Discontinuities as in up/across/down? That would suffice.
-- MaxwellBuchanan, Apr 21 2012


Discontinuities as in separate bits of water. A square wave in water would imply infinite acceleration, which in turn might generate singularities and doom us all. Try it!
-- spidermother, Apr 21 2012


Actually singularities are OK. Space just sort of gives up and fudges an answer, and it all goes OK.

But, to the square waves. You can create a standing sine-wave in water. Can one not create two superimposed sets of standing waves, one a harmonic of the other, and in the right phase to get a squaroidal wave? Three sets? Four?

I can see that, at some degree of steepness, things will tend towards exotreopy and you'll wind up with a mess. But at what degree?
-- MaxwellBuchanan, Apr 21 2012


//Three sets? Four?// Try a million! No, much more!

You can get an arbitrarily close approximation by superimposing harmonics, but a mathematically precise square wave is the superimposition of an infinite number of harmonics.

If you're after a wave that looks fairly squarish, and propagates while maintaining that shape, I think you'll find that that's also impossible - the wave will break, instead. I don't have a rigorous proof of that, though.
-- spidermother, Apr 21 2012


//Try a million! No, much more! //

Yes yes. But I was considering only how many sets of standing waves could be superimposed in water. I had assumed that exeotropy would set a limit, but on reflection I think I probably meant nöeoplasy.

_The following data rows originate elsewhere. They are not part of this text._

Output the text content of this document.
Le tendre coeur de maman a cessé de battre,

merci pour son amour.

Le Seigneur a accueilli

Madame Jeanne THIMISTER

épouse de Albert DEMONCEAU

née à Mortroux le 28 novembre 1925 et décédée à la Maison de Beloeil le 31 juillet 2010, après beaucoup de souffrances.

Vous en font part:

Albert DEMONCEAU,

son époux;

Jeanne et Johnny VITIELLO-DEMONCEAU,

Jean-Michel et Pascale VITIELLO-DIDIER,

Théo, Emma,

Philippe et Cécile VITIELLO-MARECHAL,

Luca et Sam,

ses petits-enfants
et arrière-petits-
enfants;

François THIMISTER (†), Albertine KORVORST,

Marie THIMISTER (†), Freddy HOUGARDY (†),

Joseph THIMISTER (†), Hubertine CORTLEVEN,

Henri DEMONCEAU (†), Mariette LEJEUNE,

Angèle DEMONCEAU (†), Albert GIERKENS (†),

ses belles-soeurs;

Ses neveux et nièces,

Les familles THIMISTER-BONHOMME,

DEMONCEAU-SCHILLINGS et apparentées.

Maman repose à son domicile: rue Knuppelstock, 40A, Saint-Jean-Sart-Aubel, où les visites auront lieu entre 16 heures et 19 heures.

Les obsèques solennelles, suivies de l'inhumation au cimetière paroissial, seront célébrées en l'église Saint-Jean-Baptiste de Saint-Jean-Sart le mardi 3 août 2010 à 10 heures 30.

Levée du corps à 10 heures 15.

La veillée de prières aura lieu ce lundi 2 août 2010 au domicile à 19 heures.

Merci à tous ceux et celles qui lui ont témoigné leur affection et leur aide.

Of course you could do it all at scales below the Laplace-Gerridae limit, but that wouldn't be very exciting. (Although, on the plus side, you'd create a water surface which had a fine enough texture to iridesce nicely.)
-- MaxwellBuchanan, Apr 21 2012


5 should work fine: 0,3,5,7,9, for the "Bart Simpson" square wave.
-- FlyingToaster, Apr 22 2012


//Yes yes.// Yes yes yes, but the rhyme was irresistible.

Gravity waves on water are pretty non-linear. At shorter wavelengths surface tension starts to dominate, depth and amplitude interact, and at all wavelengths the phase speed does not equal the group speed. I think that that all adds up to water-air standing waves being not even remotely harmonic, so the answer to your question might be 1.
-- spidermother, Apr 22 2012


[FT] sp. 1, 3, 5, 7, 9.
-- spidermother, Apr 22 2012


It's easy to get square waves in water. Use a saw and temps below freezing.
-- lurch, Apr 22 2012


//on a sillyscope// realistically there's no such thing as a square wave: there's always slew time.
-- FlyingToaster, Apr 22 2012


Linked image of a square wave. Oh, and a bun for [theleopard].
-- AusCan531, Apr 22 2012


//there's always slew time.// That sounds very much like the Friday lunchtime beer-meeting. Quality slew time. Yay.
-- MaxwellBuchanan, Apr 22 2012


Can I have a free pen please?
-- skinflaps, Apr 22 2012


Well, you can have the one we used to keep the velociraptors in.